The American Noble Energy and the locally based Delek Group have faced opposition to their proposed deal with the government to develop a number of natural gas reserves discovered offshore Israel in recent years.
The deal has been controversial in Israel, with critics, including former antitrust commissioner David Gilo, fearing the deal’s regulations would overly favor the companies involved.
The high-stakes deal was thrown into the spotlight when Gilo said last year that the Noble-Delek partnership resembled a monopoly, and called for opening Israel’s natural gas market to increased competition.
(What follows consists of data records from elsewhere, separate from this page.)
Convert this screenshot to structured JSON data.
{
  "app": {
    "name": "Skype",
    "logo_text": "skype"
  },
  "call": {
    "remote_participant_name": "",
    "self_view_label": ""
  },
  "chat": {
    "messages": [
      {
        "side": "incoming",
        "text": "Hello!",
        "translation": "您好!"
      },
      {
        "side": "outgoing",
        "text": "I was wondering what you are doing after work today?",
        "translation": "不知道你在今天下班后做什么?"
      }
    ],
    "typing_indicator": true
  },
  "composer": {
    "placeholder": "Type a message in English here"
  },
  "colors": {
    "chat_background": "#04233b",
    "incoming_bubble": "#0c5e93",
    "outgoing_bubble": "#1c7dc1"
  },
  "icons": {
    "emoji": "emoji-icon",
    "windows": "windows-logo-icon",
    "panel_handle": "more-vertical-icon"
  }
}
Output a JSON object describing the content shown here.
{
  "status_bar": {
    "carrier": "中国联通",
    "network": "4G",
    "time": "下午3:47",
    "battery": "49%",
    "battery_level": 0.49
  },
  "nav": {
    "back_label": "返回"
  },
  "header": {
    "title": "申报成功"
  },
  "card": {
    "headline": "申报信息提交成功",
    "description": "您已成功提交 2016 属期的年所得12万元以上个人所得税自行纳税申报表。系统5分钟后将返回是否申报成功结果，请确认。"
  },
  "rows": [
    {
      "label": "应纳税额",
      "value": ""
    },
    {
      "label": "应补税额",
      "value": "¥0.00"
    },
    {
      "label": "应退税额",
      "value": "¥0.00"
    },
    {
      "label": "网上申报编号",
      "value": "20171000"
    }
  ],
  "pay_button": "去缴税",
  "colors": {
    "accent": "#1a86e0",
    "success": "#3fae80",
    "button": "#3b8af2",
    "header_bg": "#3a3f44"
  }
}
Prime Minister Benjamin Netanyahu, however, has maintained that the deal would pump billions of shekels into the economy. He pushed the disputed deal between the government and the US-Israeli energy consortium through the cabinet earlier this month.
Italian energy group Eni announced earlier Sunday that it has discovered a “super-giant” natural gas field off Egypt, describing it as the “largest ever” found in the Mediterranean Sea.
Eni said the discovery — made in its Zohr prospect “in the deep waters of Egypt” — could hold a potential 30 trillion cubic feet of gas over an area of 100 square kilometers (38.6 square miles).
Israel’s Leviathan gas field, which is estimated at 16 trillion cubic feet, has so far been thought to be the largest in the Mediterranean.
The Noble-Delek group has been producing gas from the Tamar field off the Israeli coast since 2013, and has also teamed up to develop Leviathan by 2019.
Tamar’s stakeholders signed a contract earlier this year with a private Egyptian concern to sell as much as five billion cubic meters of gas to Egyptian companies over the next three years. This gas will be flowing through an old pipeline that once transported gas in the opposite direction, from Egypt to Israel.
In March, the Wall Street Journal reported that the Egypt government may import natural gas from Israel if its price were low enough and if one of the drilling companies dropped a legal action against the Egyptian government.
Jordan has also signed a $15-billion, 15-year letter of intent to import Israeli natural gas.